Jason shook his head, "Man, you look like hell." I swung my leg over my bike and said, " Let's go, I think I may need some medical attention." Jason nodded, "Yeah, I think so. Are you sure you can ride?" I replied, "I am not sure I can even walk. There is only one way to find out if I can ride." I jumped in the saddle and took off.
I felt totally relaxed. I hit the gas and flew down the rest of the trail. I left Jason in the dust. I fisted my left hand grip and did not touch my front brakes again. I managed to make it to the doctor's office 10 minutes before closing.
Part 4: Root Cause Analysis
First let me say I am not a happy camper that the front brake locked-up again. The first time the front brake locked-up was on Apex trail a couple of weeks ago. The bike shop where I bought the bike had a chance to repair the brake. They simply adjusted the brakes and warned me that the brakes get touchy when hot. Everything seemed OK during my next rides. I did about 5 miles at Three Sisters and 4 miles at Green Mountain. Both these trails are pretty easy.
The Bergen Peak Trail and Apex Trail have the terrain that my Stumpjumper was made for. Under these difficult condition, just when I need precise braking, the front brake has locked up.
I am not happy with the bike store. I took my bike back to the store on Friday. I have to say I got pretty angry when the tech insinuated that it was my fault. Of course, I was hurting pretty badly at the time. I informed him that I have been riding mountain bikes since before he was born and I did not over-brake!
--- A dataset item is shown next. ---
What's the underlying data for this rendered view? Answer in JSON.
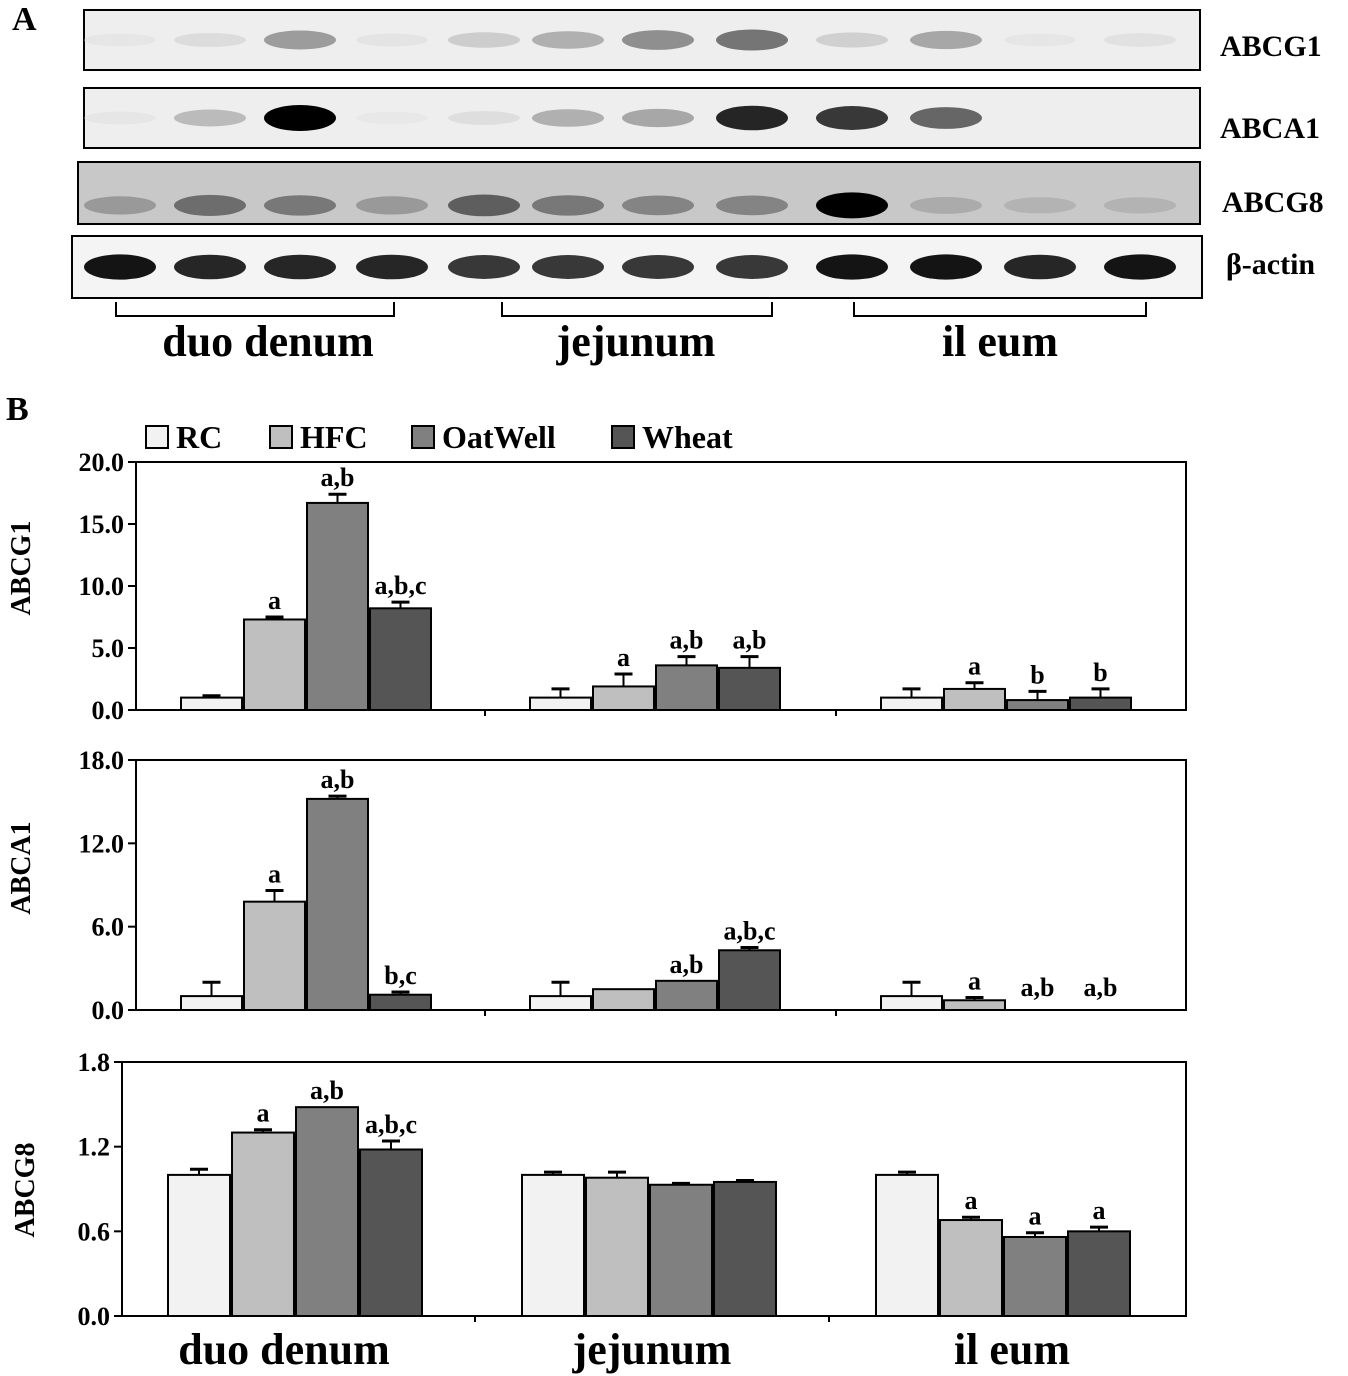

I checked on mountain bike forums and found that this problem crops-up from time-to-time. I also talked to a good bike tech at another shop that does a lot of work for me on my out-of-warranty bikes. He races bikes with the same brakes I have on my bike. He said the the problem is likely improper brake bleeding. He said if there is too much brake fluid in the system, the brake starts to drag when they are used a lot because of heat build up. This dragging causes the brakes to get even hotter. Hence, the squealing pig sound. He said once the brake is abnormally hot, the brake will then lockup at the slightest pressure.
The fix is to disassemble the brake and replace any component that shows any sign of overheating. The fluid has to be flushed and replaced. The brakes have to bled with the caliper fully retracted using factory tools.
These Formula brakes are very powerful so any problem is magnified. I discovered on the mountain bike forums that these brakes have a rather bad reputation as dangerous.
Part 5: Damage Assessment
Other than a malfunctioning front brake, my Stumpjumper is fine. I did not fair so well. In order of severity, here goes:
Deep gash in upper lip that required 12 stitches
Two broken teeth that are fitted with temp crowns
Soft tissue damage in neck from whiplash
Deep bone bruises and abrasions on chin
Badly cut lips
Severely torn mouth tissue
Severely bruised and cut right elbow
Severely bruised and cut left knee
Too many other minor cuts and bruises to count
I can't chew anything and I am getting really tired of broth! The doctor prescribed Vicodin but I hate the way it makes me feel "doped-up". I only took one Vicodin pill.
This is me!
This is my elbow when I finally got home. It looks worse now.
I have lots of cuts and bruises all over me.
Part 6: Always Wear a Bike Helmet
The guy at the bike shop that works on my non-warranty bikes tells me that a lot of his customers won't buy a bike helmet when they buy a bike. His customers say they will not be going very fast. I was going only going 15 or 16 miles an hour when I planted my face on a rock. He wants my ruined helmet as a demonstration piece.
My helmet did a good job and saved me a lot more severe injuries. My helmet really took a blow.
There was a lot of blood on my helmet. The holes in the shell for the visor are totally deformed.
Here is a shot of the crushed styrofoam on the inside of my helmet. This helmet is now only good for a display. This was an expensive helmet.
I am tired now. Thanks for reading my blog.